Trisha Wilson, owner of Izingwe Lodge, sponsored an elephant collar in 2018. Here, Angus snaps a photograph of her and her husband, Jeb.

Angus monitors the breathing rate of the sedated elephant.

Angus poses behind a sedated elephant with Izingwe Lodge owner, Trisha Wilson, during the intervention.

What is your favourite part about being a field guide?

I am privileged to be managing an exclusive-use lodge where we only take on party bookings of six people max. This makes guiding very pleasant and allows me to tailor-make my guests’ experience according to their needs. There is no schedule at Izingwe.

I guess the best part is seeing what different people they are when they leave. They arrive with such urban baggage and stress. The bush is my tool to help discard all of that, even if only for a few days.

What do you like most about guiding at Welgevonden?

Welgevonden is a tough environment to guide in when compared to areas where guests can expect ‘instant coffee’, and while I have guided in these areas, I much prefer the challenges of this Reserve.
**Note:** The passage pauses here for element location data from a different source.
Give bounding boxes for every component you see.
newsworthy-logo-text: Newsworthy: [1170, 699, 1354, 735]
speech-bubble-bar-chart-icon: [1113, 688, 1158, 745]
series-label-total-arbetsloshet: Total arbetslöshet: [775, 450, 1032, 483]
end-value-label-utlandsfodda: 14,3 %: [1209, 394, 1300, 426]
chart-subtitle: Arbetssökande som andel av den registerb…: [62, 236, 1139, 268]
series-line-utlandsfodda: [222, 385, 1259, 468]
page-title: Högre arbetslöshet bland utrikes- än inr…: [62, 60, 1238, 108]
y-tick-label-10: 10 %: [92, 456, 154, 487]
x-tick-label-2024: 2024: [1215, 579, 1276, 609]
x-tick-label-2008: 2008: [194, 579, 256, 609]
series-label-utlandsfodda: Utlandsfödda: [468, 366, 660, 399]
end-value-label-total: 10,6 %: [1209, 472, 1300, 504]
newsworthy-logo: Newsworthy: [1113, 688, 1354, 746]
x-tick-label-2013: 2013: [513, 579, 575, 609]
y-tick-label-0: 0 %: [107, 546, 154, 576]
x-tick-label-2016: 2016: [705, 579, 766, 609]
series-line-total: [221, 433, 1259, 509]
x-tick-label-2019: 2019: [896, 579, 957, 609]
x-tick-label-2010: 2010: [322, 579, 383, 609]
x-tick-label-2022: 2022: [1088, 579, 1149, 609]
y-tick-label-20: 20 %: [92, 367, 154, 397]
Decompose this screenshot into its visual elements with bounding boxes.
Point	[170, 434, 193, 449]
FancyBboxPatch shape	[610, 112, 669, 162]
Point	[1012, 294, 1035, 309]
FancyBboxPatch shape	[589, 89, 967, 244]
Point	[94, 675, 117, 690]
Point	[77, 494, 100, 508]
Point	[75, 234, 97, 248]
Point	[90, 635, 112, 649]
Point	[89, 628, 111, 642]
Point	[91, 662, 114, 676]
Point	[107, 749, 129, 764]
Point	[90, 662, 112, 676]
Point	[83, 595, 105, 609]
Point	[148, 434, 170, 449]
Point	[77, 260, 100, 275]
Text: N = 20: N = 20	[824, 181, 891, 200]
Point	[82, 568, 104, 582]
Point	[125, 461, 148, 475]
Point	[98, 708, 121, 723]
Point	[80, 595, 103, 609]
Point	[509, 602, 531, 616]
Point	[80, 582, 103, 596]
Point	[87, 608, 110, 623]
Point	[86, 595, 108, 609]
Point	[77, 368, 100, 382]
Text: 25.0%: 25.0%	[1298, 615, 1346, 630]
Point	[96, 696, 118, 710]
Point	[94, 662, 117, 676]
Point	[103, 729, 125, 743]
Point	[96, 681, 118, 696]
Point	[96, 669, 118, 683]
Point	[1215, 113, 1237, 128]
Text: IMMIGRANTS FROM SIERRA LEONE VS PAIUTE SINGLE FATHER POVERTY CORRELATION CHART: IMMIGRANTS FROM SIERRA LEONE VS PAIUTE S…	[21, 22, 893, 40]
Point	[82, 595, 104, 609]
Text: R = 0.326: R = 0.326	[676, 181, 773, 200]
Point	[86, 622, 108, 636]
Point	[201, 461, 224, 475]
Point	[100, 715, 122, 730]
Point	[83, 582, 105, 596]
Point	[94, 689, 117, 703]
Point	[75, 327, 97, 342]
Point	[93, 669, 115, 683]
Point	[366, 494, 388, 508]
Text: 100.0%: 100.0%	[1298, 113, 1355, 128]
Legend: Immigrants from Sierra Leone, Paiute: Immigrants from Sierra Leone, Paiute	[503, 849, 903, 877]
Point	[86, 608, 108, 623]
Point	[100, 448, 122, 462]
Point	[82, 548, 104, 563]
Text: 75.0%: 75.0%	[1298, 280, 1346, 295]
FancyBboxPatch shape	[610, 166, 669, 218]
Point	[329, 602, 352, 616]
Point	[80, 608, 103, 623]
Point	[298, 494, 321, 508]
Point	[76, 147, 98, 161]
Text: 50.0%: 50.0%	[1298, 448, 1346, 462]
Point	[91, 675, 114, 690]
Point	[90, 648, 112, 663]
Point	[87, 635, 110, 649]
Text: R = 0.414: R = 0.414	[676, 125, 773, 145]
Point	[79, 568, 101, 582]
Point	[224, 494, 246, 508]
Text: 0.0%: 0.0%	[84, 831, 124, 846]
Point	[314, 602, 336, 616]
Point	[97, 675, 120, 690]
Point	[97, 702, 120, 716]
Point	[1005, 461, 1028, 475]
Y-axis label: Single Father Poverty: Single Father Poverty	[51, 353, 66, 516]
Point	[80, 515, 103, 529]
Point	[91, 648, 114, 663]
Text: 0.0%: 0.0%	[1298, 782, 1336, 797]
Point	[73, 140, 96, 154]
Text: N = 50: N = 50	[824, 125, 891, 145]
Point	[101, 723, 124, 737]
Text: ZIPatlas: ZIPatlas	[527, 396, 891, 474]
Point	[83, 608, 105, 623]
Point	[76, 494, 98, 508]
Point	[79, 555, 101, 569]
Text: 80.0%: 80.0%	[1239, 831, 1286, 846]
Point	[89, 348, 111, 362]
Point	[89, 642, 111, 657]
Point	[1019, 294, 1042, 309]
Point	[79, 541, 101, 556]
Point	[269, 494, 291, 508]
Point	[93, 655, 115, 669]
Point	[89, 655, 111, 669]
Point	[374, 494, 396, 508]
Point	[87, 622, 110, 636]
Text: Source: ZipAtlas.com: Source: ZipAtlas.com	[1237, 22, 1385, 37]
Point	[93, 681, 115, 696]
Having been on Welgevonden for 20 years, I have seen the Reserve grow and evolve.

It is a formidable, autonomous conservation initiative that is held in high regard by conservation circles both nationally and internationally. It continues to pioneer new ideas, with it’s challenges and successes making for very interesting discussions on game drive and around the fire.

Educating my guests about the bush and conservation on Welgevonden is like peeling an onion, layer by layer. It can take some time, but eventually *clicks* the penny drops. And this new appreciation, of the bush and of our conservation efforts, is what makes the guest’s experience more unique than anywhere else in Africa.

Angus explains a map of Welgevonden to a small film crew from the National Geographic

What has been your most exciting sighting at Welgevonden?

That’s easy! Seeing the fences come down and more land being incorporated into the Reserve!

What animals are on your sightings bucket list?

On Welgevonden? Definitely Aardwolf. But off the continent, I’d like to see a tiger.

What would you be doing if not guiding?

I would most definitely be back in hands-on conservation!

Any advice for up and coming field guides?

Guiding requires great patience and hosting skills.

The difference between a good safari and a great safari is the guide.

You only have your guests for a few days and should encourage them to spend as much time out in the bush as possible. Even if that means parking off in one spot, watching the ‘big screen’ and listening to the sounds of nature.

Take quality time to educate your guests on bush interpretation, animal behaviour and tracking. Always communicate with your guests and involve them in what you are doing.

They’ll appreciate the experience all the more for it, and will leave with a new found passion for wildlife.